Let’s not forget the softer issues to working from home
Childcare responsibilities, death of family members and hospital visitation
With schools closed to most pupils during the lockdown, many employees have been balancing working from home with caring for children. As schools return, some employees may want to alter their working patterns to fit better with family life.
Although there is no automatic right to flexible working, employers should be sensitive towards childcare issues and, where possible, accommodate reasonable requests. A failure to permit part time working can potentially give rise to claims for indirect sex discrimination where the reason for the request is due to childcare responsibilities.

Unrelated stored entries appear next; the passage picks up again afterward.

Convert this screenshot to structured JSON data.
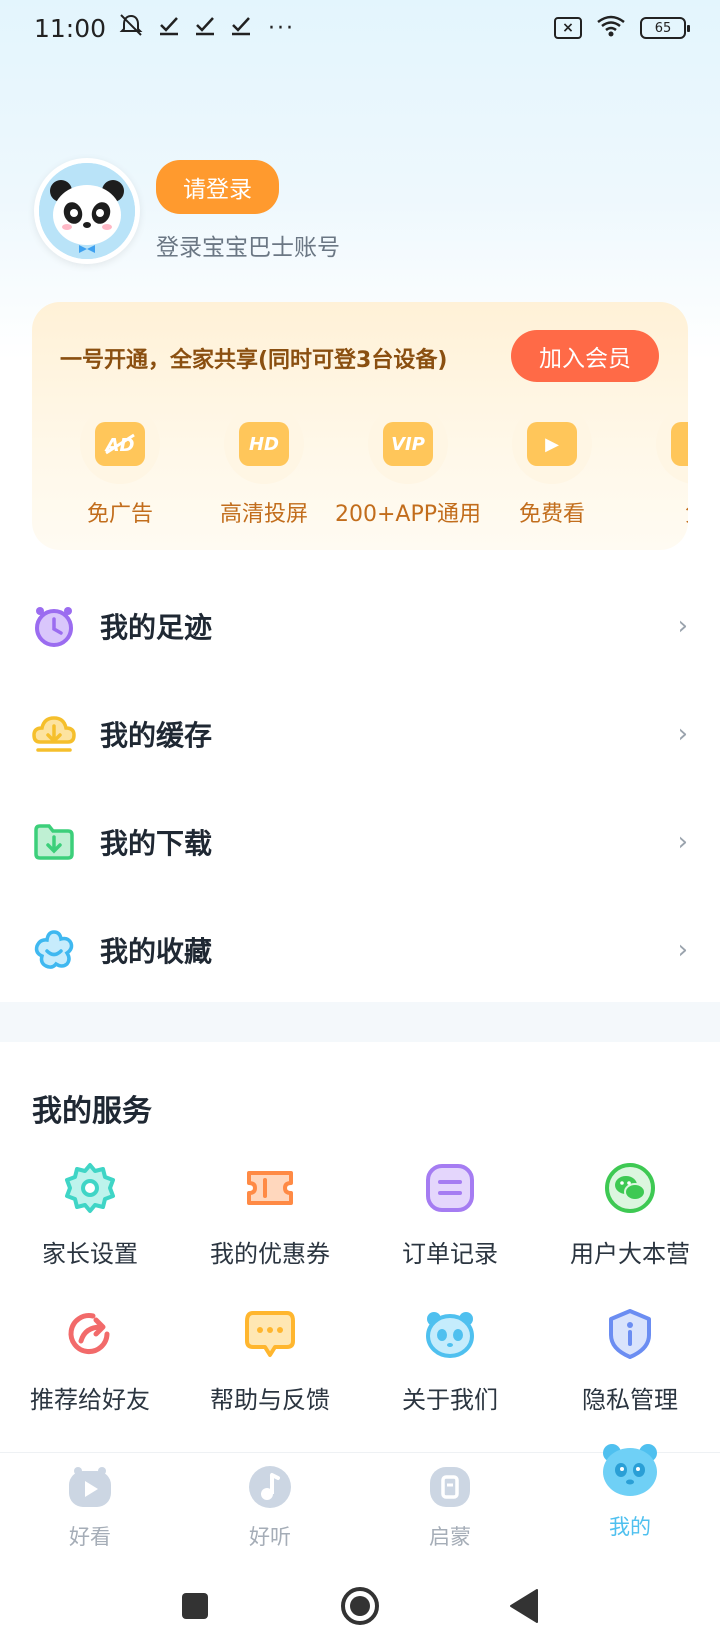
{
  "status_bar": {
    "time": "11:00",
    "dots": "···",
    "battery": "65"
  },
  "profile": {
    "login_button": "请登录",
    "subtitle": "登录宝宝巴士账号"
  },
  "vip": {
    "title": "一号开通，全家共享(同时可登3台设备)",
    "join_button": "加入会员",
    "benefits": [
      {
        "label": "免广告",
        "icon": "no-ads-icon",
        "glyph": "AD"
      },
      {
        "label": "高清投屏",
        "icon": "hd-icon",
        "glyph": "HD"
      },
      {
        "label": "200+APP通用",
        "icon": "vip-icon",
        "glyph": "VIP"
      },
      {
        "label": "免费看",
        "icon": "play-icon",
        "glyph": "▶"
      },
      {
        "label": "免",
        "icon": "partial-benefit-icon",
        "glyph": ""
      }
    ]
  },
  "menu": [
    {
      "label": "我的足迹",
      "icon": "clock-icon",
      "color": "#9b6cf0"
    },
    {
      "label": "我的缓存",
      "icon": "cache-icon",
      "color": "#f5bf2c"
    },
    {
      "label": "我的下载",
      "icon": "download-folder-icon",
      "color": "#3ccf7a"
    },
    {
      "label": "我的收藏",
      "icon": "flower-favorite-icon",
      "color": "#3fb8f0"
    }
  ],
  "services": {
    "title": "我的服务",
    "items": [
      {
        "label": "家长设置",
        "icon": "gear-icon",
        "color": "#3fd5c6"
      },
      {
        "label": "我的优惠券",
        "icon": "coupon-icon",
        "color": "#ff8a45"
      },
      {
        "label": "订单记录",
        "icon": "order-icon",
        "color": "#a57cf2"
      },
      {
        "label": "用户大本营",
        "icon": "wechat-icon",
        "color": "#3ec953"
      },
      {
        "label": "推荐给好友",
        "icon": "share-icon",
        "color": "#f26a6a"
      },
      {
        "label": "帮助与反馈",
        "icon": "feedback-icon",
        "color": "#ffb62e"
      },
      {
        "label": "关于我们",
        "icon": "panda-icon",
        "color": "#4fc0ef"
      },
      {
        "label": "隐私管理",
        "icon": "privacy-icon",
        "color": "#6b8df2"
      }
    ]
  },
  "tabs": [
    {
      "label": "好看",
      "icon": "watch-tab-icon",
      "active": false
    },
    {
      "label": "好听",
      "icon": "listen-tab-icon",
      "active": false
    },
    {
      "label": "启蒙",
      "icon": "learn-tab-icon",
      "active": false
    },
    {
      "label": "我的",
      "icon": "mine-tab-icon",
      "active": true
    }
  ]
}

The same goes for the death of a loved one where the employee is unable to attend a funeral due to lockdown measures or where family members are in hospital and cannot be visited – employers should practice flexibility and understanding and where necessary, the employee should be entitled to family responsibility leave. Even if they are not able to be physically present at either the funeral or bedside of a loved one.
While the above is by no means an exhaustive list, it does cover some of the most important points that all employers must consider whilst enabling employees to continue to effectively work from home. In the best way everyone can.